The insights gathered from this trial will be assessed by cardiologists, oncologists, psychologists, molecular biologists, bioinformaticians, computer scientists and biomedical engineers with the ultimate aim to improve treatment strategies. Their expertise will be complemented by next generation sequencing and AI analysis of cardiac imaging to find markers for early identification of breast cancer patients who are most at risk to suffer heart and vascular damage from their anti-cancer treatments.

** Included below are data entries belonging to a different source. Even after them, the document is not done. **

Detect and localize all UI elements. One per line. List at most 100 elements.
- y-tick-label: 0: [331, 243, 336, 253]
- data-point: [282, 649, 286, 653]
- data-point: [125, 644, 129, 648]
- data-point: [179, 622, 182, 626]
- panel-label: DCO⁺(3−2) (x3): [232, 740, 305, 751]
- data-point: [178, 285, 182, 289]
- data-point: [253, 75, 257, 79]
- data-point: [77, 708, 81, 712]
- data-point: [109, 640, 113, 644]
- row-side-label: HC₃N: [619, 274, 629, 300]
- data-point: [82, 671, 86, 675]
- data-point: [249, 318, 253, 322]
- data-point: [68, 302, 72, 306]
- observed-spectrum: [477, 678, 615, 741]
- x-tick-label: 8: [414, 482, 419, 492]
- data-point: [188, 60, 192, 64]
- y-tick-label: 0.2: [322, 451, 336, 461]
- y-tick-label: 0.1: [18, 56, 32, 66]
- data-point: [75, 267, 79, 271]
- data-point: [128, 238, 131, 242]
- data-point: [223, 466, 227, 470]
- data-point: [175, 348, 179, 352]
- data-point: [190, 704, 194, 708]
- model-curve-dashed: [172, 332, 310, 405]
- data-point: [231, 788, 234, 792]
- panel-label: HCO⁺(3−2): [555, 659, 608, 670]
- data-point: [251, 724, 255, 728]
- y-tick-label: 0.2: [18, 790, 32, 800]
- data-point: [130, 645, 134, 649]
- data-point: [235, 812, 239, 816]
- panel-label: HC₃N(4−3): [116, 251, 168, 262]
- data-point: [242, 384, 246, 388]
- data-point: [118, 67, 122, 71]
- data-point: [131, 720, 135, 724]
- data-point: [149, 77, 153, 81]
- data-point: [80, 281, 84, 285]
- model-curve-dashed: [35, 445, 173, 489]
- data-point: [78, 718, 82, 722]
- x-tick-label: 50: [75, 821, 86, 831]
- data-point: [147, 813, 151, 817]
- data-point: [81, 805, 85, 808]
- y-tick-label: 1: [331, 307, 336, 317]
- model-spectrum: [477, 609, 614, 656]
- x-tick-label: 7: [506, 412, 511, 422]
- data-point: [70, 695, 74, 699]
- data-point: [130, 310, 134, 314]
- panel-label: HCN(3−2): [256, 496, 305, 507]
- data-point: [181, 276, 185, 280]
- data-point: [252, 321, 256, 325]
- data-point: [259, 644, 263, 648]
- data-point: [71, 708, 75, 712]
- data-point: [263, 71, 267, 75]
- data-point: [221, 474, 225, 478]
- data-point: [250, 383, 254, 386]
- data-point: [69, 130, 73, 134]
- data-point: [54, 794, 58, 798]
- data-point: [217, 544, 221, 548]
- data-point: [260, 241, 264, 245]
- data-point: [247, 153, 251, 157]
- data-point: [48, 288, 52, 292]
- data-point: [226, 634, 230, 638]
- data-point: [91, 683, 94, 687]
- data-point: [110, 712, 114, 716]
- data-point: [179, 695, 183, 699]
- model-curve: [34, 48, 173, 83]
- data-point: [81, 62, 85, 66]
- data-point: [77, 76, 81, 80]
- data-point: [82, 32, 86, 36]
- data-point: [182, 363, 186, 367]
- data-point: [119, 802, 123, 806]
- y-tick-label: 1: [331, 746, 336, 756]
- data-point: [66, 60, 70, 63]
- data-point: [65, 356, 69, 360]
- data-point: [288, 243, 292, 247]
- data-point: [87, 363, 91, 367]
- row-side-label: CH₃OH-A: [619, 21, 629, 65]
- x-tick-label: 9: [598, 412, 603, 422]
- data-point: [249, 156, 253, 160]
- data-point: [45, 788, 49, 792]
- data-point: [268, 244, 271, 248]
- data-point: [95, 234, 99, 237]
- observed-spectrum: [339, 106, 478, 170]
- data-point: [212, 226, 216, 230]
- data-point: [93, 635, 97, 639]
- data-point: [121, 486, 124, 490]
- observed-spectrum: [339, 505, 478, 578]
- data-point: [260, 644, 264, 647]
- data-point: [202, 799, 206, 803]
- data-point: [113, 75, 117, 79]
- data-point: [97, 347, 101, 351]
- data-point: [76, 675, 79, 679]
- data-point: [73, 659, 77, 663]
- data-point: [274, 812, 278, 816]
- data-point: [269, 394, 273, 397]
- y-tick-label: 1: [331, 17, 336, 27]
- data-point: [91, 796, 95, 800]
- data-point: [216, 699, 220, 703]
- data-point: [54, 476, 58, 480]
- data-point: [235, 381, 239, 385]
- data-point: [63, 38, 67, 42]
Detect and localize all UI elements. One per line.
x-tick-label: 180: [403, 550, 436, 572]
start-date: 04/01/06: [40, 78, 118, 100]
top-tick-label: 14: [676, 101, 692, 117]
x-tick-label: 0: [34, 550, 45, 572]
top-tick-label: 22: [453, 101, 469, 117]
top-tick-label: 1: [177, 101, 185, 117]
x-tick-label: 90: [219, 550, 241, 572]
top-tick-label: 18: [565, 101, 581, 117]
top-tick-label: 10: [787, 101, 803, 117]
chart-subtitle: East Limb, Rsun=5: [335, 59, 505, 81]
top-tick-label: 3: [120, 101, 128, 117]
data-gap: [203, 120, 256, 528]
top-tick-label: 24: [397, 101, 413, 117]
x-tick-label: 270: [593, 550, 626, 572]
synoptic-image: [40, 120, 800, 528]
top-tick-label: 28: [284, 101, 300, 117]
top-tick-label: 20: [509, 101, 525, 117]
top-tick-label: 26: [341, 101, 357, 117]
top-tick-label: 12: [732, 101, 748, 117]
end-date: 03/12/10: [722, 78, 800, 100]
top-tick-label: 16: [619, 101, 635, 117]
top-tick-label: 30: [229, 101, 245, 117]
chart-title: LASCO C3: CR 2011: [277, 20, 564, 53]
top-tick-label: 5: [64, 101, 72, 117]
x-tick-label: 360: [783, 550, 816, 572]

Concluding her statement with an outlook, Prof Naka hoped to see the insights gained from the CARDIOCARE project discussed in the next two or three years. ‘With increasing age and deteriorating heart health, many breast cancer patients become complex, and we have to do something about it,’ she said. ‘I think an important first step is education and training of the physicians involved – both oncologists and cardiologists – and providing them with guidelines to help.’
Katerina Naka is an Associate Professor of Cardiology at the University of Ioannina, Greece. She is a member of the Hellenic Cardiac Society and the European Society of Cardiology (ESC) as well as the ESC’s Heart Failure Association. Her research interests are in the study of structural and functional vascular indices in heart failure patients, and cardiac imaging, with a focus on echocardiography, hybrid imaging and invasive imaging methods.